Der Sauerteig der Fehlinformation über Homosexuelle hat sich in der ganzen Kirche ausgebreitet, und er hat die Kirche nicht nur zum mutmaßlichen Feind der Homosexuellen gemacht, sondern auch zu ihrem eigenen schlimmsten Feind.

Freilich betrifft das nicht alle Christen. Lee räumt ein, dass er den Begriff „Christen“ bis dahin für den Evangelikalismus als wichtigste Kraft im nordamerikanischen Protestantismus verwendet hat (was wiederum auch dem Sprachgebrauch vieler Evangelikaler entspricht). In theologisch liberalen Kreisen hat man als Homosexueller keine Probleme. Der Preis dieser Freiheit aber ist für ihn eine theologische Unverbindlichkeit und Schwammigkeit in ganz zentralen Glaubensfragen, etwa bei der Auferweckung Jesu von den Toten (theoretisch liegt zwischen diesen beiden Polen noch ein weites Feld, das kommt aber an dieser Stelle nicht in den Blick).

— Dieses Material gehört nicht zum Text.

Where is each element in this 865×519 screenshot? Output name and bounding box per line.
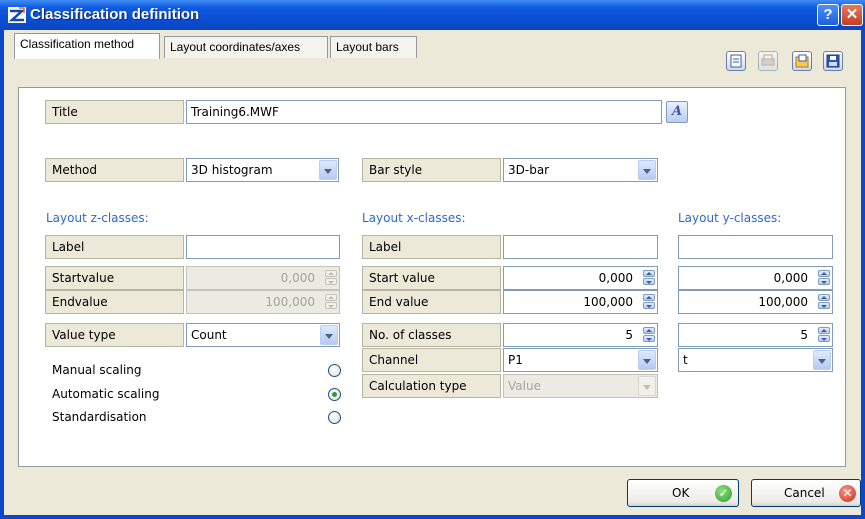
automatic-scaling-label: Automatic scaling	[52, 387, 160, 401]
x-classes-count-label: No. of classes	[362, 323, 501, 347]
x-start-value-label: Start value	[362, 266, 501, 290]
x-end-value-label: End value	[362, 290, 501, 314]
x-end-value-input[interactable]: 100,000	[503, 290, 658, 314]
tab-layout-bars[interactable]: Layout bars	[330, 36, 417, 58]
standardisation-label: Standardisation	[52, 410, 147, 424]
z-label-input[interactable]	[186, 235, 340, 259]
save-icon[interactable]	[823, 51, 843, 71]
x-label-input[interactable]	[503, 235, 658, 259]
y-classes-count: 5	[800, 328, 808, 342]
y-start-value: 0,000	[773, 271, 808, 285]
x-start-value-input[interactable]: 0,000	[503, 266, 658, 290]
method-label: Method	[45, 158, 184, 182]
y-label-input[interactable]	[678, 235, 833, 259]
title-bar[interactable]: Classification definition ? ✕	[0, 0, 865, 30]
x-channel-value: P1	[508, 353, 523, 367]
y-start-value-input[interactable]: 0,000	[678, 266, 833, 290]
z-endvalue-value: 100,000	[265, 295, 315, 309]
x-classes-count-input[interactable]: 5	[503, 323, 658, 347]
spinner-icon[interactable]	[643, 294, 655, 310]
y-channel-select[interactable]: t	[678, 348, 833, 372]
x-end-value: 100,000	[583, 295, 633, 309]
z-startvalue-label: Startvalue	[45, 266, 184, 290]
value-type-select[interactable]: Count	[186, 323, 340, 347]
manual-scaling-label: Manual scaling	[52, 363, 142, 377]
ok-button[interactable]: OK ✓	[627, 479, 739, 507]
chevron-down-icon[interactable]	[638, 350, 656, 370]
calculation-type-select: Value	[503, 374, 658, 398]
chevron-down-icon[interactable]	[319, 160, 337, 180]
spinner-icon[interactable]	[643, 327, 655, 343]
print-icon[interactable]	[758, 51, 778, 71]
chevron-down-icon[interactable]	[638, 160, 656, 180]
bar-style-value: 3D-bar	[508, 163, 550, 177]
ok-button-label: OK	[672, 486, 690, 500]
z-endvalue-input: 100,000	[186, 290, 340, 314]
help-button[interactable]: ?	[817, 4, 839, 26]
bar-style-select[interactable]: 3D-bar	[503, 158, 658, 182]
tab-layout-coordinates[interactable]: Layout coordinates/axes	[164, 36, 328, 58]
bar-style-label: Bar style	[362, 158, 501, 182]
chevron-down-icon	[638, 376, 656, 396]
chevron-down-icon[interactable]	[813, 350, 831, 370]
x-classes-heading: Layout x-classes:	[362, 211, 466, 225]
chevron-down-icon[interactable]	[320, 325, 338, 345]
spinner-icon	[325, 270, 337, 286]
y-classes-heading: Layout y-classes:	[678, 211, 782, 225]
open-icon[interactable]	[792, 51, 812, 71]
spinner-icon[interactable]	[643, 270, 655, 286]
x-classes-count: 5	[625, 328, 633, 342]
tab-classification-method[interactable]: Classification method	[14, 33, 160, 59]
automatic-scaling-radio[interactable]	[328, 388, 341, 401]
cancel-x-icon: ✕	[839, 485, 856, 502]
spinner-icon[interactable]	[818, 294, 830, 310]
spinner-icon	[325, 294, 337, 310]
dialog-window: Classification definition ? ✕ Classifica…	[0, 0, 865, 519]
title-input[interactable]: Training6.MWF	[186, 100, 662, 124]
spinner-icon[interactable]	[818, 270, 830, 286]
calculation-type-value: Value	[508, 379, 541, 393]
value-type-label: Value type	[45, 323, 184, 347]
y-end-value: 100,000	[758, 295, 808, 309]
x-channel-select[interactable]: P1	[503, 348, 658, 372]
title-label: Title	[45, 100, 184, 124]
calculation-type-label: Calculation type	[362, 374, 501, 398]
channel-label: Channel	[362, 348, 501, 372]
z-startvalue-value: 0,000	[280, 271, 315, 285]
close-button[interactable]: ✕	[841, 4, 863, 26]
y-classes-count-input[interactable]: 5	[678, 323, 833, 347]
z-endvalue-label: Endvalue	[45, 290, 184, 314]
method-select[interactable]: 3D histogram	[186, 158, 339, 182]
check-icon: ✓	[715, 485, 732, 502]
spinner-icon[interactable]	[818, 327, 830, 343]
manual-scaling-radio[interactable]	[328, 364, 341, 377]
font-style-button[interactable]: A	[666, 101, 688, 123]
z-startvalue-input: 0,000	[186, 266, 340, 290]
app-icon	[8, 7, 26, 23]
x-label-label: Label	[362, 235, 501, 259]
y-end-value-input[interactable]: 100,000	[678, 290, 833, 314]
x-start-value: 0,000	[598, 271, 633, 285]
y-channel-value: t	[683, 353, 688, 367]
z-label-label: Label	[45, 235, 184, 259]
cancel-button[interactable]: Cancel ✕	[751, 479, 861, 507]
z-classes-heading: Layout z-classes:	[46, 211, 149, 225]
new-document-icon[interactable]	[726, 51, 746, 71]
window-title: Classification definition	[30, 6, 200, 23]
standardisation-radio[interactable]	[328, 411, 341, 424]
cancel-button-label: Cancel	[784, 486, 825, 500]
value-type-value: Count	[191, 328, 227, 342]
method-value: 3D histogram	[191, 163, 273, 177]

Er lernt parallel zu den christlichen Aktivitäten die Schwulen- und Lesbenszene kennen, die sich auch organisiert hat und sich zum Teil aggressiv gegen die „Christen“ positionierte. Dort wird er mit seinen eigenen Hemmungen und Verkrampfungen konfrontiert, der Fremdheit, die er aus seiner evangelikalen Kinderstube mitbringt. Zögernd begleitet er ein lesbisches Paar in eine Szenebar – es wird ein Kulturschock vor allem insofern, als er als braver Southern Baptist das Rauchen, den Alkohol und das Tanzen überhaupt nicht gewohnt und schon allein deshalb alles andere als entspannt war. Andererseits muss er sich dort keiner Avancen oder gar Übergriffe erwehren.

Die Spannung zwischen den beiden Welten, der verinnerlichte Kulturkampf, stürzt Justin Lee schließlich in eine tiefe Krise. Die Lösung findet er nicht in Medikamenten, sondern in dem Entschluss, sich nicht mehr zu fürchten und sich nicht mehr durch die bestehenden Konfrontationen definieren zu lassen. Um die Frage nach seinem weiteren Weg im Leben zu klären, greift er erneut zur Bibel.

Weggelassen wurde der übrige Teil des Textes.